The world’s most powerful X-ray imaging system, the Aquilion One provides high-resolution images quickly and with the lowest possible dose of radiation. This 320-slice CT scanner can produce 4D images of the body’s organs in less than a heartbeat – right here at Methodist Hospital, and physicians and staff are excited about the possibilities.
“Our acquisition of this system reflects Methodist Hospital’s long-standing commitment to improving patient safety,” President and CEO Dan Ausman said.
Special guests at the ceremony included Chris McGuire, vice president, programs, and director of the H.N. and Frances C. Berger Foundation, and Tim Gosney and Michael Whalen, trustees of the John Stauffer Charitable Trust.
State Sen. Ed Hernandez, OD, of District 49, presented a certificate of commendation to the hospital. Also presenting certificates were representatives from the offices of U.S. Congresswoman Judy Chu, Assemblyman Ed Chau and Supervisor Michael Antonovich.

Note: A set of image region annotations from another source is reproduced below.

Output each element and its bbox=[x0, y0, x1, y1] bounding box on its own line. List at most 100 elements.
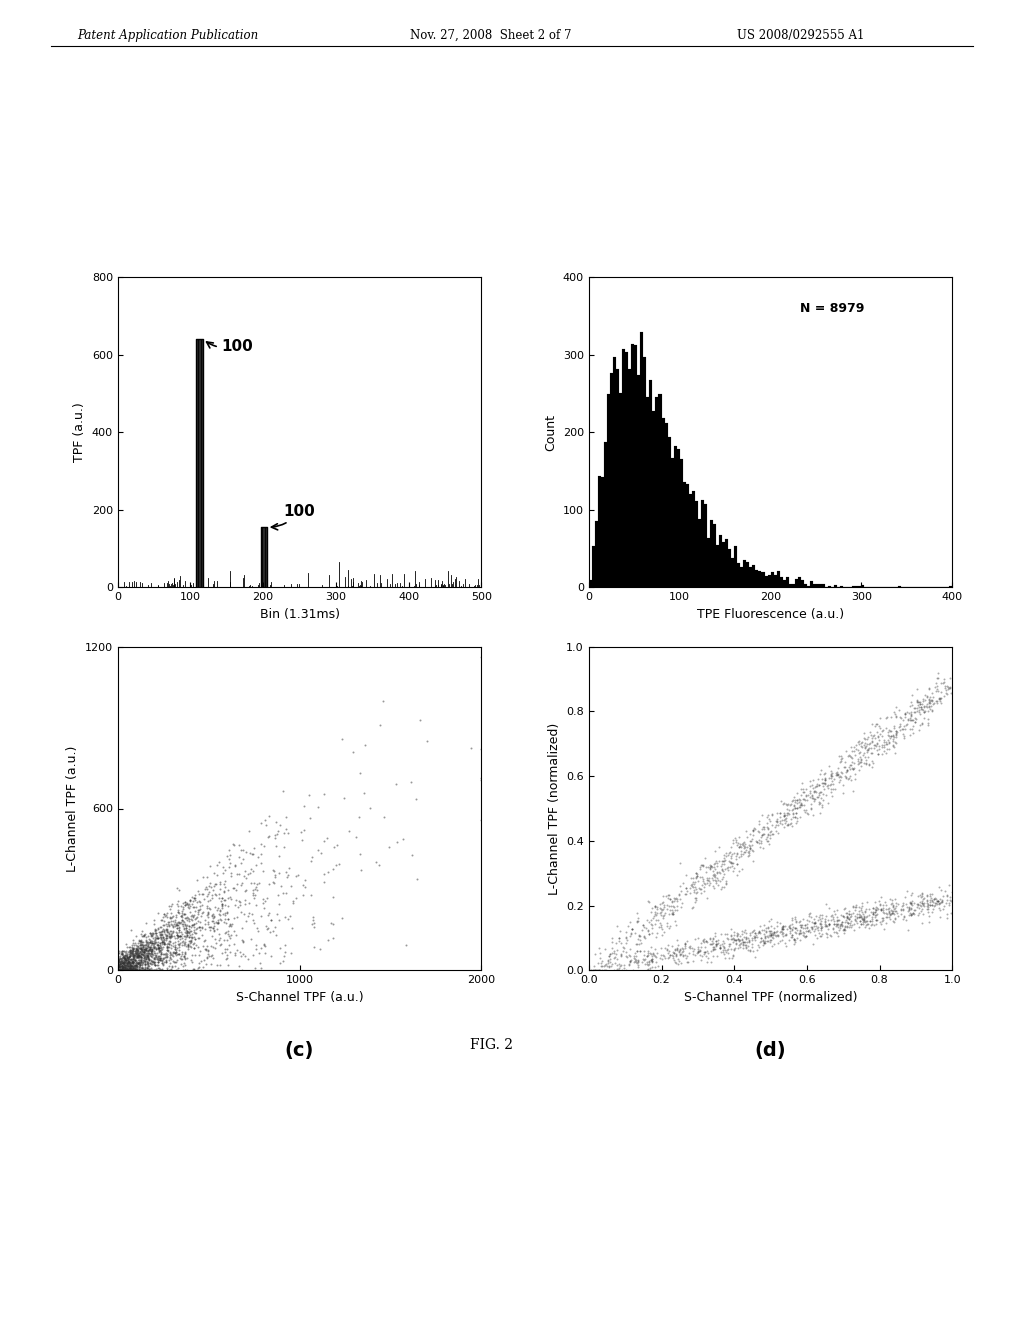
Point bbox=[763, 925, 779, 946]
Point bbox=[180, 895, 197, 916]
Point bbox=[152, 940, 168, 961]
Point bbox=[164, 923, 180, 944]
Point bbox=[142, 953, 159, 974]
Point bbox=[208, 884, 224, 906]
Bar bbox=[643, 358, 646, 587]
Point bbox=[658, 915, 675, 936]
Point bbox=[127, 950, 143, 972]
Point bbox=[874, 902, 891, 923]
Point bbox=[142, 931, 159, 952]
Point bbox=[111, 960, 127, 981]
Point bbox=[124, 950, 140, 972]
Point bbox=[114, 956, 130, 977]
Point bbox=[909, 886, 926, 907]
Point bbox=[275, 837, 292, 858]
Point bbox=[756, 923, 772, 944]
Bar bbox=[810, 581, 813, 587]
Point bbox=[122, 942, 138, 964]
Point bbox=[639, 909, 655, 931]
Point bbox=[911, 714, 928, 735]
Point bbox=[114, 958, 130, 979]
Point bbox=[662, 888, 678, 909]
Bar bbox=[734, 545, 737, 587]
Point bbox=[124, 941, 140, 962]
Point bbox=[760, 805, 776, 826]
Point bbox=[685, 944, 701, 965]
Point bbox=[181, 895, 198, 916]
Point bbox=[925, 689, 941, 710]
Point bbox=[814, 904, 830, 925]
Point bbox=[162, 927, 178, 948]
Point bbox=[708, 873, 724, 894]
Point bbox=[840, 912, 856, 933]
Point bbox=[180, 896, 197, 917]
Point bbox=[850, 751, 866, 772]
Point bbox=[122, 954, 138, 975]
Point bbox=[194, 950, 210, 972]
Point bbox=[640, 950, 656, 972]
Point bbox=[130, 952, 146, 973]
Point bbox=[122, 944, 138, 965]
Point bbox=[810, 768, 826, 789]
Point bbox=[117, 956, 133, 977]
Point bbox=[827, 921, 844, 942]
Point bbox=[924, 682, 940, 704]
Point bbox=[403, 845, 420, 866]
Point bbox=[228, 907, 245, 928]
Point bbox=[126, 957, 142, 978]
Point bbox=[121, 957, 137, 978]
Point bbox=[841, 768, 857, 789]
Point bbox=[632, 929, 648, 950]
Point bbox=[791, 791, 807, 812]
Point bbox=[144, 952, 161, 973]
Point bbox=[117, 960, 133, 981]
Point bbox=[127, 945, 143, 966]
Point bbox=[836, 919, 852, 940]
Point bbox=[111, 960, 127, 981]
Bar bbox=[668, 437, 671, 587]
Point bbox=[923, 689, 939, 710]
Point bbox=[854, 904, 870, 925]
Point bbox=[183, 894, 200, 915]
Point bbox=[882, 898, 898, 919]
Point bbox=[210, 912, 226, 933]
Point bbox=[111, 960, 127, 981]
Point bbox=[135, 960, 152, 981]
Point bbox=[910, 902, 927, 923]
Point bbox=[132, 944, 148, 965]
Point bbox=[196, 866, 212, 887]
Point bbox=[752, 921, 768, 942]
Bar bbox=[658, 393, 662, 587]
Point bbox=[128, 950, 144, 972]
Point bbox=[263, 909, 280, 931]
Point bbox=[708, 841, 724, 862]
Bar bbox=[707, 537, 710, 587]
Point bbox=[864, 908, 881, 929]
Point bbox=[237, 945, 253, 966]
Point bbox=[110, 942, 126, 964]
Point bbox=[885, 903, 901, 924]
Point bbox=[168, 960, 184, 981]
Point bbox=[151, 936, 167, 957]
Point bbox=[802, 780, 818, 801]
Point bbox=[766, 921, 782, 942]
Point bbox=[769, 921, 785, 942]
Point bbox=[139, 956, 156, 977]
Point bbox=[722, 933, 738, 954]
Point bbox=[824, 785, 841, 807]
Point bbox=[217, 895, 233, 916]
Point bbox=[711, 861, 727, 882]
Point bbox=[269, 824, 286, 845]
Point bbox=[756, 818, 772, 840]
Point bbox=[126, 957, 142, 978]
Point bbox=[926, 888, 942, 909]
Point bbox=[707, 936, 723, 957]
Point bbox=[120, 957, 136, 978]
Point bbox=[131, 954, 147, 975]
Point bbox=[124, 950, 140, 972]
Point bbox=[792, 923, 808, 944]
Point bbox=[756, 824, 772, 845]
Point bbox=[193, 899, 209, 920]
Point bbox=[124, 937, 140, 958]
Point bbox=[178, 920, 195, 941]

Arcadia City Council Member Robert Harbicht and Arcadia Chamber of Commerce President Arlynn Robinson also presented certificates to the hospital in recognition of its commitment to the community.
The new technology delivers the best image quality available while using the absolutely lowest possible, safest dose of radiation. This provides for ideal patient care, including state-of-the-art imaging and the dynamic volume CT scanner, able to acquire 16 cm of anatomy in a single rotation. This ability to acquire an entire organ, such as the heart or brain, with one volume scan opens the door to a whole new world of diagnostic possibilities.
Featuring the fastest acute stroke work-up – 4.5 minutes – far ahead of the community standard of 18-20 minutes, the system also features the innovative Adaptive Iterative Dose Reduction (AIDR) technology and can capture both anatomical and functional data at the same time. This system allows the correct patient protocol to be selected, based on the patient’s age, weight and exam type. The dose is displayed on the console before scanning so the operator can confirm and validate.